How you brush your teeth is just as important as how often you do it. Start with the right tools:
Opt for a soft-bristle toothbrush that fits comfortably in your mouth. Replace your toothbrush every three to four months or sooner if the bristles are frayed.
Squeeze a pea-sized amount of fluoride toothpaste onto your toothbrush.
Hold the manual toothbrush at a 45-degree angle to your gums. This angle allows you to clean your teeth and gumline most effectively.
Using gentle, circular motions, brush the outer surfaces of your teeth. Focus on one tooth at a time, making the circles as big as the tooth itself.
Pay attention to the gumline where plaque accumulates. Brush all the outer and inner tooth surfaces.
Using a back-and-forth motion, brush the chewing surfaces of your molars. Gently brush your tongue for fresh breath, too.
After brushing, spit out the toothpaste. Avoid rinsing your mouth immediately to allow the fluoride to seal and protect your teeth.
For your healthiest smile, we recommend flossing first and brushing after. Watch the video to see why.
The ADA recommends brushing your teeth for at least two minutes, roughly spending 30 seconds on each quadrant of your mouth. This allows for thorough cleaning on all tooth surfaces, effectively removing plaque, bacteria and food particles.
Starting a proper dental care routine early is crucial for your baby's oral health. You should begin brushing your baby's teeth as soon as the first tooth emerges, around 6 months of age. Using a soft infant toothbrush and water, gently clean the tooth and the surrounding gums. As more teeth come in, you can introduce a smear of fluoride toothpaste, about the size of a grain of rice. This early start helps prevent cavities, establish good dental habits and promote a lifetime of healthy smiles for your little one.
It’s actually best to brush your teeth before breakfast. Brushing prior to eating helps remove overnight plaque buildup so you don’t swallow any bacteria. If you choose to brush after breakfast, wait at least 30 minutes to allow your tooth enamel to recover from acidic foods.

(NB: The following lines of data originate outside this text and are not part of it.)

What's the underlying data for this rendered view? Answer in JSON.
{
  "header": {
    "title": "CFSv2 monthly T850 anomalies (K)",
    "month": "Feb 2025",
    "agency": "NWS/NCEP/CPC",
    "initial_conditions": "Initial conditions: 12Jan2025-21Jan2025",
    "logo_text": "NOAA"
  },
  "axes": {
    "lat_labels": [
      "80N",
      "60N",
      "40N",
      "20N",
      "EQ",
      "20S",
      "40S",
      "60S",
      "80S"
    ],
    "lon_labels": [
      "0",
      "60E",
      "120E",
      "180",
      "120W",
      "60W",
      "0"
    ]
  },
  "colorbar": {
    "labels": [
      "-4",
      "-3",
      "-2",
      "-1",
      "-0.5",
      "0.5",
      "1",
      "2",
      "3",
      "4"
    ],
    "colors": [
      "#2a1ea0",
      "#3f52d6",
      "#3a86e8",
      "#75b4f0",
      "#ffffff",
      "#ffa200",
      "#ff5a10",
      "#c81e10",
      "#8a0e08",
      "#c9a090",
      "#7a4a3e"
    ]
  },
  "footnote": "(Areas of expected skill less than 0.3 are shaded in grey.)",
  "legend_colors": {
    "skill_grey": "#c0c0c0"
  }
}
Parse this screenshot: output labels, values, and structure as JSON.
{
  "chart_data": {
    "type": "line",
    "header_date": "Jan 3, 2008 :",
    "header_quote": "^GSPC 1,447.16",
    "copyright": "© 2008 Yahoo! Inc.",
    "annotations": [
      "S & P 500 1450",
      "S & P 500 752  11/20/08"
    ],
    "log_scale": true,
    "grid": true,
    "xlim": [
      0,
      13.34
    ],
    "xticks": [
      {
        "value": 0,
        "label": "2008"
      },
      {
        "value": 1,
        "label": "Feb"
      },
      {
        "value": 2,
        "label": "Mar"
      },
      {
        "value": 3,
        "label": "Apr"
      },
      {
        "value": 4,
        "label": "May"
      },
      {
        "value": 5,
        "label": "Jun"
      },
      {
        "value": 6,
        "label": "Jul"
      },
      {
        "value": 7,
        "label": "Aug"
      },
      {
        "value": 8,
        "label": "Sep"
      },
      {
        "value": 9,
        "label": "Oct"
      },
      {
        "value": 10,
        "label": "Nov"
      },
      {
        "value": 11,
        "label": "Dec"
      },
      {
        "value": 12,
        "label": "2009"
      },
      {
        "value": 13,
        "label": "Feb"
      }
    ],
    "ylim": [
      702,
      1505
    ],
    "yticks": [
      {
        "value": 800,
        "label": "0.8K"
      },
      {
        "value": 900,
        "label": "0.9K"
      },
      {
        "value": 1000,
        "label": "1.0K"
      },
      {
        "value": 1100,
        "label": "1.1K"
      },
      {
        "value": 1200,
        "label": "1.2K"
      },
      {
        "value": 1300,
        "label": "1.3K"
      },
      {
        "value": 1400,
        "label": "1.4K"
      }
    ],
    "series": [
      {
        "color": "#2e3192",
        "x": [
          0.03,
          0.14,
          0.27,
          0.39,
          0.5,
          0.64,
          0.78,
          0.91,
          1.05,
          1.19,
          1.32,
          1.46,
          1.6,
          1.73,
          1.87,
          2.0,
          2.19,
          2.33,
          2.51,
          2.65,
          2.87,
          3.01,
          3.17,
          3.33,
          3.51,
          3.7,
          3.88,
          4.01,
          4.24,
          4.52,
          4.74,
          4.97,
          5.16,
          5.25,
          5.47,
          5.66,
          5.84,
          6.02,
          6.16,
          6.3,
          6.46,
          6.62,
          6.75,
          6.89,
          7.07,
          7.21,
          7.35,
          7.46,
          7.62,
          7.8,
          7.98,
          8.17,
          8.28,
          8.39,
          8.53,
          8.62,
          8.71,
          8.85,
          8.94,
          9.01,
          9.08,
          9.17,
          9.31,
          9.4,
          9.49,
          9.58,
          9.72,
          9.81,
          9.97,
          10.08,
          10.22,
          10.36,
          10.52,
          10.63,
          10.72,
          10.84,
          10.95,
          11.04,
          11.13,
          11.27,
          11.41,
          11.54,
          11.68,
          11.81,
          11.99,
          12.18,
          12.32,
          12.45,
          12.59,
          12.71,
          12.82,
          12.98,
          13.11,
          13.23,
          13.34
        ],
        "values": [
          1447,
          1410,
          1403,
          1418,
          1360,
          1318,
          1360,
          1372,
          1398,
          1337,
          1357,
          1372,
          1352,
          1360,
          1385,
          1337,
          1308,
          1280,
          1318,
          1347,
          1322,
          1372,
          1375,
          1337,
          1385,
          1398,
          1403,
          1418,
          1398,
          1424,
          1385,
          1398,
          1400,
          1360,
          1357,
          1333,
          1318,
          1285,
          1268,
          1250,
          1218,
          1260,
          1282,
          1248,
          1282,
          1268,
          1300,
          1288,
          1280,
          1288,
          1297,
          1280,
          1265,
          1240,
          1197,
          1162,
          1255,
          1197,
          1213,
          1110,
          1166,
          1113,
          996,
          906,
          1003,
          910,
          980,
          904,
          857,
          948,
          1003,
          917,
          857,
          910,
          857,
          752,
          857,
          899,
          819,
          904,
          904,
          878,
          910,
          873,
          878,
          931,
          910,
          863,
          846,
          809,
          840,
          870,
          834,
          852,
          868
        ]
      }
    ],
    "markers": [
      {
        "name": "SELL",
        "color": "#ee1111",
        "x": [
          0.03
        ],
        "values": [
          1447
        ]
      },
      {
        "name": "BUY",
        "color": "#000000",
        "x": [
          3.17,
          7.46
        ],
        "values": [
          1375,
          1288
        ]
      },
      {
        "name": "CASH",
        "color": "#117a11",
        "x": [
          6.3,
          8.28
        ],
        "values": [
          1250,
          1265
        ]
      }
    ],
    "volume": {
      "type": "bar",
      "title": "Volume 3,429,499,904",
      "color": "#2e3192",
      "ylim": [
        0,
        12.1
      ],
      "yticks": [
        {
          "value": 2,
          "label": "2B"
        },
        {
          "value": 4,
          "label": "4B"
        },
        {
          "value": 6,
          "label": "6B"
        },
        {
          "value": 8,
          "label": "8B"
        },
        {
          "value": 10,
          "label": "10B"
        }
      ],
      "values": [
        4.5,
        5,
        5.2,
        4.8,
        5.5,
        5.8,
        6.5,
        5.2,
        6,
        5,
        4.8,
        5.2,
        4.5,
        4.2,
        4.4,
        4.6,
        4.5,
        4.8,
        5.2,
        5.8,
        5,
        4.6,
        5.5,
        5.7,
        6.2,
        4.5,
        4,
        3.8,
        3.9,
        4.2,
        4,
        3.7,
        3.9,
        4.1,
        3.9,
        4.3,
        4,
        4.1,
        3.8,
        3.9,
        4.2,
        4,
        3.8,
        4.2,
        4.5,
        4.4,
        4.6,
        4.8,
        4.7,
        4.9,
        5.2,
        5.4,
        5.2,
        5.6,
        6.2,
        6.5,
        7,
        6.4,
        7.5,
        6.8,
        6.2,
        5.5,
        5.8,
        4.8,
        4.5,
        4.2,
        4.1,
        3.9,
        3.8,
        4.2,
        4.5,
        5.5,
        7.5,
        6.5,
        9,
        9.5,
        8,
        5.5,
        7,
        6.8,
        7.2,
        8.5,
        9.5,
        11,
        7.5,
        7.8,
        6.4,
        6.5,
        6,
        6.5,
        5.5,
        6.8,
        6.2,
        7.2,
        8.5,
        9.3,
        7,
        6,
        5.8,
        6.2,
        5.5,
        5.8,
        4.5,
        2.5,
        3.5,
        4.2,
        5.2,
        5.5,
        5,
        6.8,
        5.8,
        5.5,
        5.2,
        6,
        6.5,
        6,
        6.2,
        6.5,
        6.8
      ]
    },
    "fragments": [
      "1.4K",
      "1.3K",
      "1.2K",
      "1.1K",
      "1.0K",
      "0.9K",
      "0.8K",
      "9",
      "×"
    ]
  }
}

Gums may bleed when brushing due to gingivitis, an early stage of gum disease. Plaque accumulation leads to inflammation and sensitivity, causing the gums to bleed upon brushing. Regular dental care, including proper brushing techniques and routine check-ups, can help address and prevent this issue.
Brushing teeth with baking soda is a common home remedy for teeth whitening. Baking soda's mild abrasiveness can help remove surface stains. However, you should use it in moderation to prevent the erosion of enamel or irritation to the gum tissue.